LA POLITIQUE DU PIRE
par Marc Kravetz
(Libération, 9-12-1992)
Une fois prononcé le verdict contre les huit députés kurdes, madame le Premier ministre de Turquie a sobrement commenté » La justice turque est indépendante. En aurait-on douté ? Certes, si l'on prend à la lettre la procédure du tribunal d'Ankara, les huit parlementaires ont selon la formule, » sauvé leur tête . Ils ne le doivent cependant ni à l'habileté de leurs avocats, qui ont boycotté l'audience, ni à la qualité de leur propre défense - ils avaient renoncé à toute déclaration. Une petite manipulation de la procédure a suffi.
Accusés de » séparatisme et d'» atteinte à la sûreté de l'Etat , les huit parlementaires étaient jugés au nom de l'article 125 du code pénal turc qui prévoit la mort pour peine maximale, et le procureur de l'Etat, Nusret Demiral, n'en imaginait évidemment pas d'autre à l'heure de requérir. Puis, miracle, la cour s'est soudain avisée que les accusés n'étaient en réalité coupables qu'au regard d'autres articles qui punissent » seulement de quinze ans de prison la » constitution de bande armée , voire moins s'il s'agit seulement d'aide ou de complicité avec ladite bande.
Le cas des huit parlementaires, on le sait, ne relevait en vérité d'aucun des articles du code pénal. Ainsi, l'acte d'accusation contre Leyla Zana (quinze ans de prison) entendait par crimes »majeurs des conférences données lors d'invitations officielles à Washington ou en Europe et une phrase prononcée en kurde devant le Parlement de Turquie, laquelle vantait l'amitié traditionnelle entre les peuples turcs et kurdes... Les »crimes de ses coïnculpés étaient exactement de même nature.
Il n'y a pas eu de miracle mais un très mauvais compromis entre les pressions internationales et les visées européennes de la Turquie, d'une part, les exigences des militaires et de la droite nationaliste turque de l'autre, entre l'acquittement pur et simple, au nom de la justice, sinon du bon sens, et les potences avec lesquelles les généraux entendent résoudre la » question kurde .

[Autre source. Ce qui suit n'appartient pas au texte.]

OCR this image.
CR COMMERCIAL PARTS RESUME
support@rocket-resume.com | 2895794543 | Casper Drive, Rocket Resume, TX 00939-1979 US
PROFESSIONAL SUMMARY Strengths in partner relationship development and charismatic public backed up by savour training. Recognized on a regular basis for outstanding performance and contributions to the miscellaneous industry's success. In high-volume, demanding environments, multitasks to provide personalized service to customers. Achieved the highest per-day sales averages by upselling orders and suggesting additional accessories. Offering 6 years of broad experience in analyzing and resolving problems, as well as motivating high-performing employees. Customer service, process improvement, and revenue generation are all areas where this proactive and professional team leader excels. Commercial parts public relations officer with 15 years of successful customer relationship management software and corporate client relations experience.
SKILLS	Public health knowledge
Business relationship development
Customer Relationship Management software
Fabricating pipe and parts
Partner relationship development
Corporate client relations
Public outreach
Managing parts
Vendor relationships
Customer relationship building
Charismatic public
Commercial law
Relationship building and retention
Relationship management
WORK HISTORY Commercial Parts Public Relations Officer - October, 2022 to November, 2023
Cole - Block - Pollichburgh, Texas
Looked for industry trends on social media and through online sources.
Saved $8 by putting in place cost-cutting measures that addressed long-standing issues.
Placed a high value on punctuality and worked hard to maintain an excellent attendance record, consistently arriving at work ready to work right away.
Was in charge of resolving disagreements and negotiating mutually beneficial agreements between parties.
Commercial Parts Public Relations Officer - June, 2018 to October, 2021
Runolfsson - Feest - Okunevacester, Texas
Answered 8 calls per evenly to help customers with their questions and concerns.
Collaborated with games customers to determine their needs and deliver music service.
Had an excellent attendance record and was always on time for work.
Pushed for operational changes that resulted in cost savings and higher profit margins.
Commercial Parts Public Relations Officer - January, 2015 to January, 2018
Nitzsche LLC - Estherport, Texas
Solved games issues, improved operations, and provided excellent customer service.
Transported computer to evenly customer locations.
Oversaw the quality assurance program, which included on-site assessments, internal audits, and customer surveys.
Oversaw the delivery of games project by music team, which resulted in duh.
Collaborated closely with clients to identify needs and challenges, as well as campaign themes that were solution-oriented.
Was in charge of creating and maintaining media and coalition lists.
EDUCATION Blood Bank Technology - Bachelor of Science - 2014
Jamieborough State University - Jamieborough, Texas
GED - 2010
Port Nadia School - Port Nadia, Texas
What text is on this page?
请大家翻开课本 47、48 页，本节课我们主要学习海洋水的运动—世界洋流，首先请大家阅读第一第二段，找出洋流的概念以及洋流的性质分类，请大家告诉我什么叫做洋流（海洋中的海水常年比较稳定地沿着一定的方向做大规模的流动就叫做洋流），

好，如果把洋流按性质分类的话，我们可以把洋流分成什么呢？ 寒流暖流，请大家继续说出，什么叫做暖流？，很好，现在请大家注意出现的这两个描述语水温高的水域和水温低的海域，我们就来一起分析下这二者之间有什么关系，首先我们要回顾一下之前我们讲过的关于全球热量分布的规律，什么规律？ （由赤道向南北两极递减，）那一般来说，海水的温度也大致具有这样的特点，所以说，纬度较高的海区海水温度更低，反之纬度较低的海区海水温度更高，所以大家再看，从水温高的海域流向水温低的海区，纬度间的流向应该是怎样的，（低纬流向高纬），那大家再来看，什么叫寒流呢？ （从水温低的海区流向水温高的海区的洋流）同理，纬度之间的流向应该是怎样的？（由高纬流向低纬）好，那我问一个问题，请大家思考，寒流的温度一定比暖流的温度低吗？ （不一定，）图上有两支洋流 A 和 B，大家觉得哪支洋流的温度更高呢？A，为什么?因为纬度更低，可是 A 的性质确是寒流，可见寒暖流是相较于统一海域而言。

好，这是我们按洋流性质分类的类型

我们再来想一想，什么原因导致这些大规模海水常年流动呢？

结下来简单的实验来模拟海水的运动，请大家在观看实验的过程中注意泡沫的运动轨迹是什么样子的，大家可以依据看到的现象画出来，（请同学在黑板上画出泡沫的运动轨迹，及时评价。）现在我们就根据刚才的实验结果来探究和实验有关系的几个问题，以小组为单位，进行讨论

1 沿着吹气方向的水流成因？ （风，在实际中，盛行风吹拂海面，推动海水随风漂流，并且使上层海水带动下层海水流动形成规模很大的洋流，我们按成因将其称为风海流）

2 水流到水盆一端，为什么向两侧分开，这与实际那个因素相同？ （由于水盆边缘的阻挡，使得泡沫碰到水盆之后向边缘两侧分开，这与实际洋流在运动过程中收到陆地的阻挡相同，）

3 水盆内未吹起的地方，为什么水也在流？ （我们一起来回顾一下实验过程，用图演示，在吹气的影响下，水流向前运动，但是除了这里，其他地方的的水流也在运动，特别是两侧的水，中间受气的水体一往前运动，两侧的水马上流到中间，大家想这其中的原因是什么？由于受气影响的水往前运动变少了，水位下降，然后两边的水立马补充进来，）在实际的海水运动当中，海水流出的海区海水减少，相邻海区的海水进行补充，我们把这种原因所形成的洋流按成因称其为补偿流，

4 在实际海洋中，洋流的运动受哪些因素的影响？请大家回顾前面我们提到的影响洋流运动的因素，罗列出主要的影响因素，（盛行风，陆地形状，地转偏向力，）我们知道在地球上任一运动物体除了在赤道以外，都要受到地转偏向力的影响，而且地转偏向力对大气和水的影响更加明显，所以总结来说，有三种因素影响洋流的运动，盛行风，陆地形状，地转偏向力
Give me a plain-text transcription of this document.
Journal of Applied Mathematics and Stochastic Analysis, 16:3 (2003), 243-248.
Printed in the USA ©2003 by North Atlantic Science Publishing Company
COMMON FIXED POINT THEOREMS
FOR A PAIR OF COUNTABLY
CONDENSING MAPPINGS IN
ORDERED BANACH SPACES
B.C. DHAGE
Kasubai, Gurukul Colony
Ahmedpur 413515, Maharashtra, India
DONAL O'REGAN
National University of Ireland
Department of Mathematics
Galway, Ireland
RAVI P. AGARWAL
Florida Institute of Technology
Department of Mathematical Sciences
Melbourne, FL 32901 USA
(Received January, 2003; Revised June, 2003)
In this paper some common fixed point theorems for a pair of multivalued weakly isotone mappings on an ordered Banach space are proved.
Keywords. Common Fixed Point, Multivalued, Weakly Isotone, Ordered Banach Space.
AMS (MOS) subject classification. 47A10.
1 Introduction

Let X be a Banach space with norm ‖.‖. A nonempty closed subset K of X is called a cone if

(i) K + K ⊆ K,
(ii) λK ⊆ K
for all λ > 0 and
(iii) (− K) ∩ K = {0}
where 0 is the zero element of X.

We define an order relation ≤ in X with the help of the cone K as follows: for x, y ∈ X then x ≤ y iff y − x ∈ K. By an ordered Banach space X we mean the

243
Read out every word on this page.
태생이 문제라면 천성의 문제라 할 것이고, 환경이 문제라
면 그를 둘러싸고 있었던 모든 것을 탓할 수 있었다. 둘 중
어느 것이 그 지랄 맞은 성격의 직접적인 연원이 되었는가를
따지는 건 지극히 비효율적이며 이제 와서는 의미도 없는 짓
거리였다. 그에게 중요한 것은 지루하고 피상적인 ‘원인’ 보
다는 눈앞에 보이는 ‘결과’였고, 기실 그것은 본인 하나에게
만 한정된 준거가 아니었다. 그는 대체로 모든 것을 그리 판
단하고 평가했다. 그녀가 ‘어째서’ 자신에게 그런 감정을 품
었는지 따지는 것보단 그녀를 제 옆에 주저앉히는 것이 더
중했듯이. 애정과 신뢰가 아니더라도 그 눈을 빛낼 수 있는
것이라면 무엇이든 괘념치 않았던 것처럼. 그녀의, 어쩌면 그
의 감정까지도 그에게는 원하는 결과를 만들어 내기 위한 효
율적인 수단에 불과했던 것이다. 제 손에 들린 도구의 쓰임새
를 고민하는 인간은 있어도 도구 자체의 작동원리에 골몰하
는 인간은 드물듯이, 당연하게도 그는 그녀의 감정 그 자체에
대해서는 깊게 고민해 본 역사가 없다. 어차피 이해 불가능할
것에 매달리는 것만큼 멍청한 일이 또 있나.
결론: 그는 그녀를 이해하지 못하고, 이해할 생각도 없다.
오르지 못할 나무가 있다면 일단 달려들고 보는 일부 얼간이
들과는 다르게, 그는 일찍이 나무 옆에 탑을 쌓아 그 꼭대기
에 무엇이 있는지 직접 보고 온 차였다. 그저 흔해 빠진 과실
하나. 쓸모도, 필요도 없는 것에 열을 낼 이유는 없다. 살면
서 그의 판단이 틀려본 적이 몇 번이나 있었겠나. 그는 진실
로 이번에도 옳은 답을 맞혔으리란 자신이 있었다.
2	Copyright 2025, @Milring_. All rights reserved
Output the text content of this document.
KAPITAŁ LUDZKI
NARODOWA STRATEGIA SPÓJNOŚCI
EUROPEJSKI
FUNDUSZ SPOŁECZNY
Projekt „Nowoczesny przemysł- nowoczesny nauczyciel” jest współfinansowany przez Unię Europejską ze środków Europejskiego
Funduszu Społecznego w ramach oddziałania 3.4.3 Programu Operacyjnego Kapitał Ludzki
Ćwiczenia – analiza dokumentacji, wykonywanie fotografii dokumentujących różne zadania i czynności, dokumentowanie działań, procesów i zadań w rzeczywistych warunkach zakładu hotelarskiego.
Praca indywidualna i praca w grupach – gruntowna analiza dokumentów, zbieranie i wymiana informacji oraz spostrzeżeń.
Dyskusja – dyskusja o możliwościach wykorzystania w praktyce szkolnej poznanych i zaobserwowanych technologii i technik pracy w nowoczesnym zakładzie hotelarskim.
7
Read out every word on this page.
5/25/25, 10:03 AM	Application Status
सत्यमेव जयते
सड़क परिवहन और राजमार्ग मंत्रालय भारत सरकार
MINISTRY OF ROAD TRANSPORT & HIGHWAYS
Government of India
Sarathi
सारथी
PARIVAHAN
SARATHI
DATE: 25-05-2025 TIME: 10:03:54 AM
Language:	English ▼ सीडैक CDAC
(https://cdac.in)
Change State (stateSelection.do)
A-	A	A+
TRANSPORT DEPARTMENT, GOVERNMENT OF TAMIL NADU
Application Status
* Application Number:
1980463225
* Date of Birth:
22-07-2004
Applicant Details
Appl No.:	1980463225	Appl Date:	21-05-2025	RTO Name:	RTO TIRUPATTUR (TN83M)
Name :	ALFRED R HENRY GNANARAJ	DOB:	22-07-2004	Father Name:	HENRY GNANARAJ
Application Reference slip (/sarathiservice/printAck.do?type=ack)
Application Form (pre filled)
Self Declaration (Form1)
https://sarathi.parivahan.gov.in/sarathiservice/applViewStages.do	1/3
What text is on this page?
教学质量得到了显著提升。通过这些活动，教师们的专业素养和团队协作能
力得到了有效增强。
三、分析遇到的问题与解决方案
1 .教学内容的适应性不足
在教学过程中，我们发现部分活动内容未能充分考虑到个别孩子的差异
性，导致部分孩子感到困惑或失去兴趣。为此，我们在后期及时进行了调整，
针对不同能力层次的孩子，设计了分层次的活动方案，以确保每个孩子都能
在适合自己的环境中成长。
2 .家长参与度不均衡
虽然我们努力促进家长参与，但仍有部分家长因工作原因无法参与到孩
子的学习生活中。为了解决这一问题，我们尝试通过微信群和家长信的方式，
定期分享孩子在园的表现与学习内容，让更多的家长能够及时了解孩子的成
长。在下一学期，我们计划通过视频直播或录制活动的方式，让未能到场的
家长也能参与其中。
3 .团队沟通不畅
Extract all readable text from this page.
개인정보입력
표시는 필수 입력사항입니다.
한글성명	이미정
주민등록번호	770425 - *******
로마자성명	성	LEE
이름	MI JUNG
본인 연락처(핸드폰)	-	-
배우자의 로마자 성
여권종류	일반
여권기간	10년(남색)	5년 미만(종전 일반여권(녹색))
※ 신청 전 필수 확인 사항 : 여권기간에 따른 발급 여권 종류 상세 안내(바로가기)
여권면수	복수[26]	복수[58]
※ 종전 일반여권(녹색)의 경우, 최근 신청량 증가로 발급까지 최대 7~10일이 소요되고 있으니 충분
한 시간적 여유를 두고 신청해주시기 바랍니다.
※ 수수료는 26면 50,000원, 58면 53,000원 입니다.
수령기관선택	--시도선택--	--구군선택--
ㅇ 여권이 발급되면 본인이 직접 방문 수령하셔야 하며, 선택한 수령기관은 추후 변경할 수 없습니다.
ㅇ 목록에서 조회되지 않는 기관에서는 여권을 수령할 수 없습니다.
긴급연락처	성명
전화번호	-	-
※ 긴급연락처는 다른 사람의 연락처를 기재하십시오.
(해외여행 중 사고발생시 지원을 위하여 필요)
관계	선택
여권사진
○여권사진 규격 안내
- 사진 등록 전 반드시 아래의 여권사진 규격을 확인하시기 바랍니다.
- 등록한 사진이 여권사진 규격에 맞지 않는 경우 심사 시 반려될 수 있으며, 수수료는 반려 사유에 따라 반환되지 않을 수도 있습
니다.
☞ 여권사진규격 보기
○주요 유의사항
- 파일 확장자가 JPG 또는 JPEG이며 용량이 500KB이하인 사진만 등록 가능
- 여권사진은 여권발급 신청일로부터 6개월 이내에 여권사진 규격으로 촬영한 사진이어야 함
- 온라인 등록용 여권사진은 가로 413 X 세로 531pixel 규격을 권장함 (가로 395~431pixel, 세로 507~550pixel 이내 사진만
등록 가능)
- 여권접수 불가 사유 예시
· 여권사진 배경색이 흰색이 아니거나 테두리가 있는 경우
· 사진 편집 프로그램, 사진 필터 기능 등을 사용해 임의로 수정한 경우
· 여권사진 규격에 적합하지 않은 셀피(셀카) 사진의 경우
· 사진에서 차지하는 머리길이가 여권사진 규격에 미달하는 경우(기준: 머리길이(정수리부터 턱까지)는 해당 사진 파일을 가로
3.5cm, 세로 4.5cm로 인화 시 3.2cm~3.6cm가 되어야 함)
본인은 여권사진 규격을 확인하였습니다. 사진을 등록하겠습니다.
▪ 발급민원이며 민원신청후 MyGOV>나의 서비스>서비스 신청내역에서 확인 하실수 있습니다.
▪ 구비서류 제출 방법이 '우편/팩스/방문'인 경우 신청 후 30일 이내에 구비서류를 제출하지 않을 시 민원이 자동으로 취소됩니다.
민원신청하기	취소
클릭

Au final, un verdict aussi inique qu'absurde et qui sera entendu comme un encouragement à l'action violente. Ce à quoi précisément s'opposaient Leyla Zana et ses collègues condamnés. Le PKK n'aura lui que des raisons de s'en réjouir. Les militaires ne s'en plaindront qui, à la faveur de dix ans de guerre au Kurdistan turc, ont récupéré l'essentiel du pouvoir, et les islamistes encore moins, dont le parti ne cesse de gagner en influence depuis l'interdiction des partis kurdes légaux. Si madame Ciller a pensé qu'une telle décision de justice relevait d'une grande politique, celle-ci porte un nom malheureusement connu la politique du pire.